Research Spotlight: Yiqin Pan

Q & A with Yiqin Pan, Ph. D., Assistant Professor in the School of Human Development and Organizational Studies in Education

What research are you currently working on?

I leverage quantitative methodologies, including artificial intelligence, statistical modeling, and psychometrics, to address applied issues in educational measurement and to optimize the learning process. Most of my recent research has centered on aspects of test security and personalized learning. My current projects include (i) developing anomaly detection algorithms for identifying potential fraud in tests, (ii) implementing item selection designs by recommendation systems for preventing potential fraud in adaptive testing, (iii) using anomaly detection methods to identify disengagement in learning, and (iv) building recommendation systems to select appropriate learning materials for students. My research has been supported by the Educational Testing Service (ETS) and the Graduate Management Admission Council (GMAC).

What is the broader impact of your research?

My research in test security aims to protect fairness in educational testing. Testing programs should give test takers a fair chance to demonstrate their abilities. However, cheating will provide an unfair advantage to cheaters, and has become one of the most common and significant concerns within the testing industry. To maintain the integrity of testing, my research has developed several strategies to mitigate the potential impact of cheating and several algorithms to detect cheaters after the fact. These methods can assist in protecting the fairness of the tests.

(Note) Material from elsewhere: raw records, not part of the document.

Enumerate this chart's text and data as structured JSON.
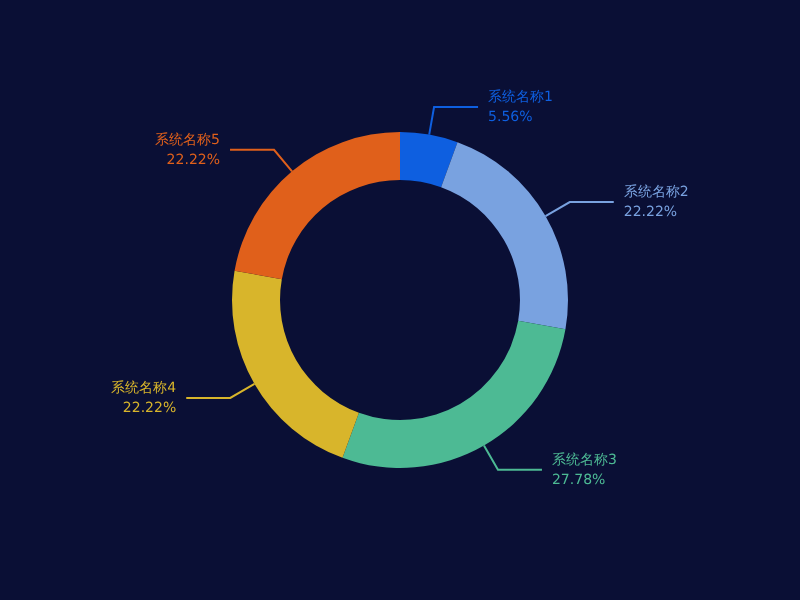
{
  "chart_data": {
    "type": "donut",
    "categories": [
      "系统名称1",
      "系统名称2",
      "系统名称3",
      "系统名称4",
      "系统名称5"
    ],
    "values": [
      5.56,
      22.22,
      27.78,
      22.22,
      22.22
    ],
    "colors": [
      "#0e5fe0",
      "#79a2e0",
      "#4dba94",
      "#d8b52b",
      "#e0601b"
    ],
    "value_labels": [
      "5.56%",
      "22.22%",
      "27.78%",
      "22.22%",
      "22.22%"
    ]
  }
}
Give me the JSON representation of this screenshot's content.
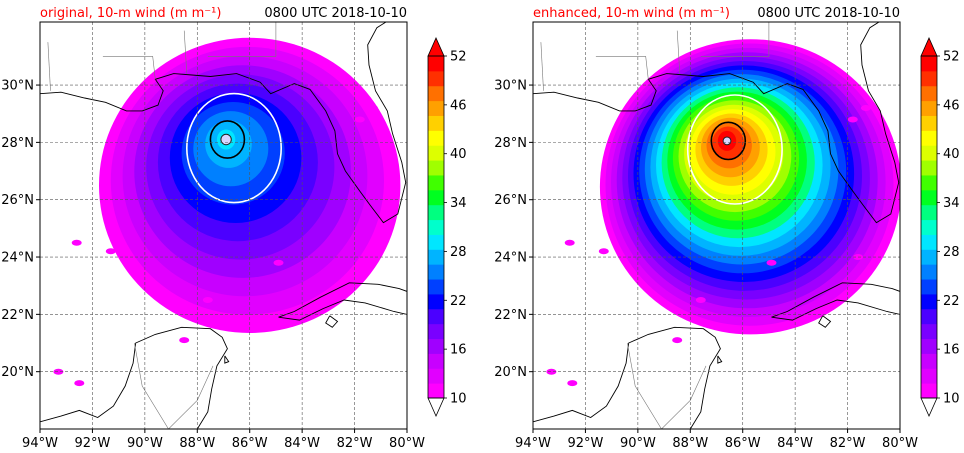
{
  "chart_data": [
    {
      "type": "heatmap",
      "title_left": "original, 10-m wind (m m⁻¹)",
      "title_right": "0800 UTC 2018-10-10",
      "xlim": [
        -94,
        -80
      ],
      "ylim": [
        18,
        32.2
      ],
      "x_ticks": [
        -94,
        -92,
        -90,
        -88,
        -86,
        -84,
        -82,
        -80
      ],
      "x_tick_labels": [
        "94°W",
        "92°W",
        "90°W",
        "88°W",
        "86°W",
        "84°W",
        "82°W",
        "80°W"
      ],
      "y_ticks": [
        20,
        22,
        24,
        26,
        28,
        30
      ],
      "y_tick_labels": [
        "20°N",
        "22°N",
        "24°N",
        "26°N",
        "28°N",
        "30°N"
      ],
      "grid": true,
      "field": {
        "center_lon": -86.9,
        "center_lat": 28.1,
        "peak_wind": 30,
        "eye_radius_deg": 0.2,
        "contour_white": 24,
        "contour_black": 34
      },
      "colorbar": {
        "levels": [
          10,
          52
        ],
        "tick_labels": [
          "52",
          "46",
          "40",
          "34",
          "28",
          "22",
          "16",
          "10"
        ],
        "extend": "both"
      }
    },
    {
      "type": "heatmap",
      "title_left": "enhanced, 10-m wind (m m⁻¹)",
      "title_right": "0800 UTC 2018-10-10",
      "xlim": [
        -94,
        -80
      ],
      "ylim": [
        18,
        32.2
      ],
      "x_ticks": [
        -94,
        -92,
        -90,
        -88,
        -86,
        -84,
        -82,
        -80
      ],
      "x_tick_labels": [
        "94°W",
        "92°W",
        "90°W",
        "88°W",
        "86°W",
        "84°W",
        "82°W",
        "80°W"
      ],
      "y_ticks": [
        20,
        22,
        24,
        26,
        28,
        30
      ],
      "y_tick_labels": [
        "20°N",
        "22°N",
        "24°N",
        "26°N",
        "28°N",
        "30°N"
      ],
      "grid": true,
      "field": {
        "center_lon": -86.6,
        "center_lat": 28.05,
        "peak_wind": 52,
        "eye_radius_deg": 0.15,
        "contour_white": 24,
        "contour_black": 34
      },
      "colorbar": {
        "levels": [
          10,
          52
        ],
        "tick_labels": [
          "52",
          "46",
          "40",
          "34",
          "28",
          "22",
          "16",
          "10"
        ],
        "extend": "both"
      }
    }
  ],
  "colors": {
    "title_left": "#ff0000",
    "title_right": "#000000",
    "colormap": [
      "#ff00ff",
      "#e100ff",
      "#c800ff",
      "#a000ff",
      "#7a00ff",
      "#4b00ff",
      "#0000ff",
      "#0040ff",
      "#0080ff",
      "#00b4ff",
      "#00e6ff",
      "#00ffcc",
      "#00ff80",
      "#00ff20",
      "#40ff00",
      "#a0ff00",
      "#ddff00",
      "#ffff00",
      "#ffd000",
      "#ffa000",
      "#ff7000",
      "#ff3000",
      "#ff0000"
    ]
  }
}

My research in personalized learning is intended to promote equity in education. Minority groups, low-income people, and women have long been underrepresented in STEM education. Such underrepresentation occurs because underserved students experience higher failure rates than other students. Personalized learning is an educational approach that empowers students’ voices and choices. The responses from students advance our understanding of the interests and needs of each student. The guidance provided based on personalized understanding could enhance students’ engagement and efficiency in learning. Higher engagement and increased productivity can prevent underrepresented populations from underperforming in learning and, thus, promote equity in education.

What other research topics are you interested in?

I am interested in applying machine learning to analyze process data and am also curious about using big data techniques to develop scalable algorithms for the analysis of large-scale assessment data.